Recent Oklahoma Law Changes Affecting Parenting Plans (2025–2026)
Two significant reforms take effect November 1, 2026. Senate Bill 1452 creates a rebuttable presumption of joint custody, and Senate Bill 1453 amends child support provisions under Title 43. These changes shift Oklahoma's default toward shared parenting and may alter how courts approve parenting plans and calculate support obligations going forward.

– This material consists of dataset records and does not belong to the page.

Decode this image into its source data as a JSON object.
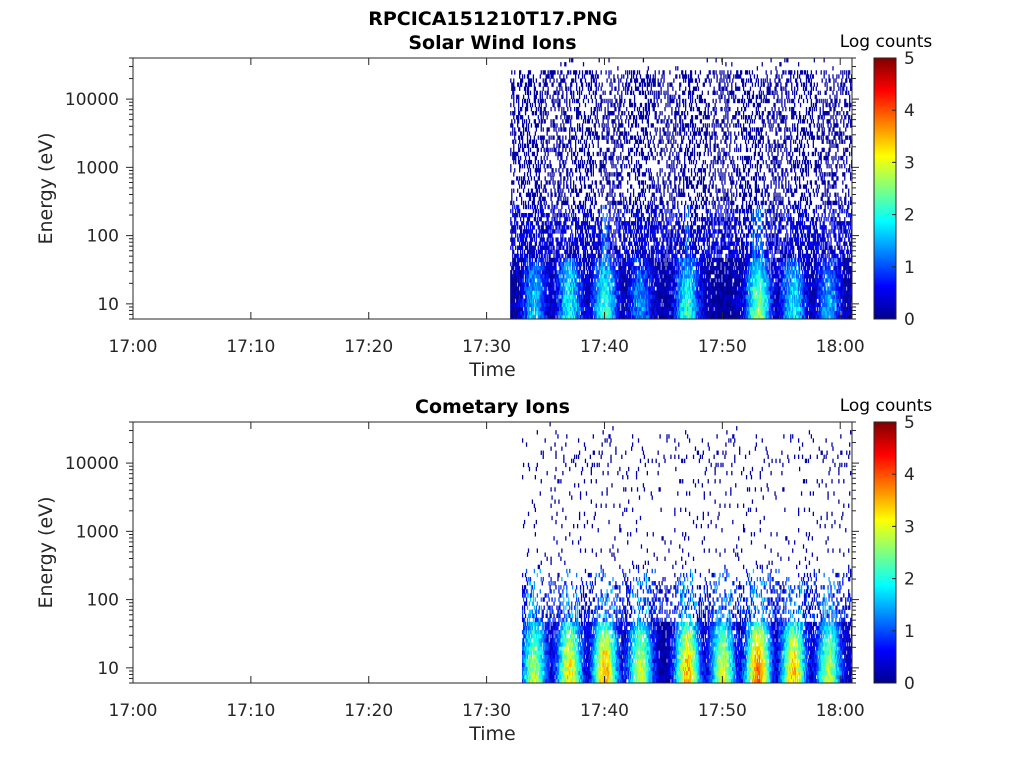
{
  "figure": {
    "title": "RPCICA151210T17.PNG"
  },
  "colors": {
    "colormap": [
      "#00008f",
      "#0000ff",
      "#0080ff",
      "#00ffff",
      "#80ff80",
      "#ffff00",
      "#ff8000",
      "#ff0000",
      "#800000"
    ],
    "axis": "#262626",
    "background": "#ffffff"
  },
  "chart_data": [
    {
      "type": "heatmap",
      "title": "Solar Wind Ions",
      "xlabel": "Time",
      "ylabel": "Energy (eV)",
      "xticks": [
        "17:00",
        "17:10",
        "17:20",
        "17:30",
        "17:40",
        "17:50",
        "18:00"
      ],
      "xlim": [
        "17:00",
        "18:01"
      ],
      "yscale": "log",
      "ylim": [
        6,
        40000
      ],
      "yticks": [
        10,
        100,
        1000,
        10000
      ],
      "ytick_labels": [
        "10",
        "100",
        "1000",
        "10000"
      ],
      "colorbar": {
        "label": "Log counts",
        "range": [
          0,
          5
        ],
        "ticks": [
          "0",
          "1",
          "2",
          "3",
          "4",
          "5"
        ]
      },
      "data_start": "17:32",
      "data_end": "18:01",
      "high_energy_density": 0.32,
      "peaks_log_counts": [
        {
          "time": "17:34",
          "level": 1.6
        },
        {
          "time": "17:37",
          "level": 2.0
        },
        {
          "time": "17:40",
          "level": 2.2
        },
        {
          "time": "17:43",
          "level": 1.4
        },
        {
          "time": "17:47",
          "level": 2.1
        },
        {
          "time": "17:53",
          "level": 2.6
        },
        {
          "time": "17:56",
          "level": 1.9
        },
        {
          "time": "17:59",
          "level": 1.5
        }
      ]
    },
    {
      "type": "heatmap",
      "title": "Cometary Ions",
      "xlabel": "Time",
      "ylabel": "Energy (eV)",
      "xticks": [
        "17:00",
        "17:10",
        "17:20",
        "17:30",
        "17:40",
        "17:50",
        "18:00"
      ],
      "xlim": [
        "17:00",
        "18:01"
      ],
      "yscale": "log",
      "ylim": [
        6,
        40000
      ],
      "yticks": [
        10,
        100,
        1000,
        10000
      ],
      "ytick_labels": [
        "10",
        "100",
        "1000",
        "10000"
      ],
      "colorbar": {
        "label": "Log counts",
        "range": [
          0,
          5
        ],
        "ticks": [
          "0",
          "1",
          "2",
          "3",
          "4",
          "5"
        ]
      },
      "data_start": "17:33",
      "data_end": "18:01",
      "high_energy_density": 0.045,
      "peaks_log_counts": [
        {
          "time": "17:34",
          "level": 2.8
        },
        {
          "time": "17:37",
          "level": 3.3
        },
        {
          "time": "17:40",
          "level": 3.6
        },
        {
          "time": "17:43",
          "level": 3.0
        },
        {
          "time": "17:47",
          "level": 3.6
        },
        {
          "time": "17:50",
          "level": 3.0
        },
        {
          "time": "17:53",
          "level": 4.0
        },
        {
          "time": "17:56",
          "level": 3.5
        },
        {
          "time": "17:59",
          "level": 2.8
        }
      ]
    }
  ]
}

The 2025–2026 legislative session produced the most consequential custody changes in years. SB 1452 reverses the prior neutral standard under 43 O.S. § 112, which established no preference for any custody type, by instructing courts to start from the assumption that both parents should share custody unless a parent presents evidence that joint custody is not in the child's best interest. This presumption interacts directly with child support: because increased parenting time for the noncustodial parent (121 or more overnights) reduces the support obligation through the adjustment in 43 O.S. § 118, more shared-custody outcomes may mean lower support transfers. SB 1453 amends the child support provisions themselves, also effective November 1, 2026. Parents drafting a parenting plan in 2026 should account for these pending changes, and those with existing orders should consult an Oklahoma family law attorney about whether the new framework supports a modification. The underlying 43 O.S. § 119 guideline schedule, unchanged since 2000 and uncorrected for inflation, also caps combined income consideration at $15,000 per month before judicial discretion applies.